Update bootknife.m

gnu-octave · Mar 2, 2022 · c9f7aa8 · c9f7aa8
1 parent 0c0e46a
commit c9f7aa8
Showing 1 changed file with 33 additions and 12 deletions.
diff --git a/inst/bootknife.m b/inst/bootknife.m
@@ -5,6 +5,7 @@
 %  bootstat = bootknife(nboot,bootfun,d)
 %  bootstat = bootknife(nboot,bootfun,d1,...,dN)
 %  bootstat = bootknife(...,'Weights',weights)
+%  [bootstat,bootsam] = bootknife(...)
 %
 %  bootstat = bootknife(nboot,bootfun,d,...) draws nboot bootknife data
 %  resamples and returns the statistic computed by bootfun in bootstat.
@@ -24,21 +25,26 @@
 %  the third and subsequent numeric input arguments are data vectors 
 %  that are used to create inputs for bootfun. 
 %
-%  bootstat = bootstrp(...,'Weights',weights) specifies observation
+%  bootstat = bootknife(...,'Weights',weights) specifies observation
 %  weights. weights must be a vector of non-negative numbers. The
 %  length of weights must be equal to first dimension of the
 %  non-scalar input argument(s) to bootfun. The weights are used as
 %  bootstrap sampling probabilities. Balanced resampling is extended
 %  to resampling with weights.
 %
+%  [bootstat,bootsam] = bootknife(...) also returns bootsam, a  
+%  matrix of indices for bootknife sampling. Each column in bootsam
+%  corresponds to one bootknife sample and contains the row 
+%  indices of the values to draw from the nonscalar data argument.
+%
 %  Bibliography:
 %  [1] Hesterberg T.C. (2004) Unbiasing the Bootstrap—Bootknife Sampling 
 %        vs. Smoothing; Proceedings of the Section on Statistics & the 
 %        Environment. Alexandria, VA: American Statistical Association.

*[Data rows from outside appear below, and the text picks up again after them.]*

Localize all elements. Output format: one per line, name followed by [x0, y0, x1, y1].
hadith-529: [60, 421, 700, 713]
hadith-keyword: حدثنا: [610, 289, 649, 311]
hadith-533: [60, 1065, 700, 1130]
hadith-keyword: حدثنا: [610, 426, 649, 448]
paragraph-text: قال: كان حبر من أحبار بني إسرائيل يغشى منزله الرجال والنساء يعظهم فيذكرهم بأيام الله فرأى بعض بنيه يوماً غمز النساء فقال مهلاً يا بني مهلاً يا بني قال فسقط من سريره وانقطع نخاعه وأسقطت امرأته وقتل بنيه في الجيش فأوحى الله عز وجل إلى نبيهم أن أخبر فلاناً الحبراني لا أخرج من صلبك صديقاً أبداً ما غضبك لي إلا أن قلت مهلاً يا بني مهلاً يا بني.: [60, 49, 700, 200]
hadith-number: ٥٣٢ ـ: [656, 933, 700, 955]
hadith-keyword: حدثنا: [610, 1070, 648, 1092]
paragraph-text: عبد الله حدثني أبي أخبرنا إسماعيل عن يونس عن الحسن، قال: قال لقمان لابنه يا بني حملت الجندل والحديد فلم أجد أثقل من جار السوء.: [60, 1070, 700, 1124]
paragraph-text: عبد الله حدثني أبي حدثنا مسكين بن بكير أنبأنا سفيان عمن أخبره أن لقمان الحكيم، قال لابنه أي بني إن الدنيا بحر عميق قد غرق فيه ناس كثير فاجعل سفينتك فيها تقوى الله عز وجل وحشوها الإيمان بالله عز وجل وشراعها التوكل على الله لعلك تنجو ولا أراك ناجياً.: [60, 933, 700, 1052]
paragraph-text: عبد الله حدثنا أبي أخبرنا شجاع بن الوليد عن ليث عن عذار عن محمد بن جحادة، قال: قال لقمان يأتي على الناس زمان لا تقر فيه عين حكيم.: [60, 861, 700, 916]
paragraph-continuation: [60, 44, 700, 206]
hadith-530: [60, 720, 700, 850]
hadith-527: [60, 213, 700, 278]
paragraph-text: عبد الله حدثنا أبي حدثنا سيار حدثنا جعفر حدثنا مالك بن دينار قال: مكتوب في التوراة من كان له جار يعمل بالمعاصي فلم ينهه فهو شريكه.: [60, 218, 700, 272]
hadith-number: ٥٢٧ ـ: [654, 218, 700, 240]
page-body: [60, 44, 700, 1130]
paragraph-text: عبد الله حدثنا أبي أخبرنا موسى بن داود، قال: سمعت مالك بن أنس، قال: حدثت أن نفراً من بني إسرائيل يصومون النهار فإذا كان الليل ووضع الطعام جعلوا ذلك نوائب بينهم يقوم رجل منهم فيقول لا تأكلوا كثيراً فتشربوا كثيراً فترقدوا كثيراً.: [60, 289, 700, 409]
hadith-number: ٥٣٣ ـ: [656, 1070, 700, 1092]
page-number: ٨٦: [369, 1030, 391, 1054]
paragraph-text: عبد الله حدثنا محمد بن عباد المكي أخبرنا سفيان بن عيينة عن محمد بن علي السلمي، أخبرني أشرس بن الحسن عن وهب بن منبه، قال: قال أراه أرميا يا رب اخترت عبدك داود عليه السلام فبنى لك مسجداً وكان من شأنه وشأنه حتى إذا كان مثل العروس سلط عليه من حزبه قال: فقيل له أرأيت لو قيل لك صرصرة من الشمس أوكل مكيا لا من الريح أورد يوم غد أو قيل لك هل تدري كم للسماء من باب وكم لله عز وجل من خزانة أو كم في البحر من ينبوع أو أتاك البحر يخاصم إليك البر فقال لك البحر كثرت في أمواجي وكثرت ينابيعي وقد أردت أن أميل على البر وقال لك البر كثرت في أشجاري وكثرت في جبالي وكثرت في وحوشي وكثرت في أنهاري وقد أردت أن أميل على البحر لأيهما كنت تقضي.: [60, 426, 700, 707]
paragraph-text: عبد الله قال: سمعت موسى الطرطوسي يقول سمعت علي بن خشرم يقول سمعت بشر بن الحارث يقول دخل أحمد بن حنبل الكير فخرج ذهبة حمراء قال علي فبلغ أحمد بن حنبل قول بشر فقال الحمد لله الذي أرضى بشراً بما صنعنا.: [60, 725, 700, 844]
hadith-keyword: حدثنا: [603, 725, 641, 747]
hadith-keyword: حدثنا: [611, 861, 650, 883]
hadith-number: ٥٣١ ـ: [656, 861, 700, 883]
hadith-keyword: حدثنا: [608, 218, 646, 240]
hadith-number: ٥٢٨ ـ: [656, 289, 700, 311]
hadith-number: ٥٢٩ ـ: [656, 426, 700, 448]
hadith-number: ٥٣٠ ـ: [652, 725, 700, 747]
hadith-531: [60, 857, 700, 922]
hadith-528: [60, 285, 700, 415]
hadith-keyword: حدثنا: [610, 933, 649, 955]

 %  [2] Davison et al. (1986) Efficient Bootstrap Simulation.
 %        Biometrika, 73: 555-66
 %
-%  bootknife v1.0.1.0 (28/02/2022)
+%  bootknife v1.1.0.0 (02/03/2022)
 %  Author: Andrew Charles Penn
 %  https://www.researchgate.net/profile/Andrew_Penn/
 %
@@ -57,7 +63,7 @@
 %  along with this program.  If not, see <http://www.gnu.org/licenses/>.
 
 
-function bootstat = bootknife (nboot, bootfun, varargin)
+function [bootstat,idx] = bootknife (nboot, bootfun, varargin)
 
   % Error checking
   if nargin < 3
@@ -96,7 +102,7 @@
   else
     matflag = 0;
   end 
-  
+
   % Check name-value pairs for errors
   if isempty(weights)
     w = ones(n,1);
@@ -120,14 +126,19 @@
   N = n * B;
   bootstat = zeros(1, B);
   X = cell(1, nvar);
-  idx = zeros(n, 1);
+  if nargout > 1
+    idx = zeros(n, B);
+  else
+    idx = zeros(n, 1);
+  end
   c = w * B;
 
   % Perform balanced bootknife resampling
   % Octave or Matlab serial/vectorized computing
   %    Gleason, J.R. (1988) Algorithms for Balanced Bootstrap Simulations. 
   %    The American Statistician. Vol. 42, No. 4 pp. 263-266
   for h = 1:B
+    % Choose which rows of the data data to sample
     r = h - fix((h-1)/n) * n;
     for i = 1:n
       d = c;   
@@ -136,21 +147,31 @@
         d = c;
       end
       j = sum((rand(1) >= cumsum(d./sum(d)))) + 1;
-      idx(i, 1) = j;
+      if nargout > 1
+        idx(i, h) = j;
+      else
+        idx(i, 1) = j;
+      end
       c(j) = c(j) - 1;
     end
-    for v = 1:nvar
-      X{v}(:,h) = x{v}(idx);
-    end
-    % Function evaluations performed in a Matlab loop
+    % Perform data sampling
     if matflag || (nvar > 1)
       for v = 1:nvar
-        X{v} = x{v}(idx);
+        if nargout > 1
+          X{v} = x{v}(idx(:,h));
+        else
+          X{v} = x{v}(idx);
+        end
       end
+      % Function evaluations performed in a Matlab loop
       bootstat(h) = feval(bootfun,X{:});
     else
       for v = 1:nvar
-        X{v}(:,h) = x{v}(idx);
+        if nargout > 1
+          X{v}(:,h) = x{v}(idx(:,h));
+        else
+          X{v}(:,h) = x{v}(idx);
+        end
       end
     end
   end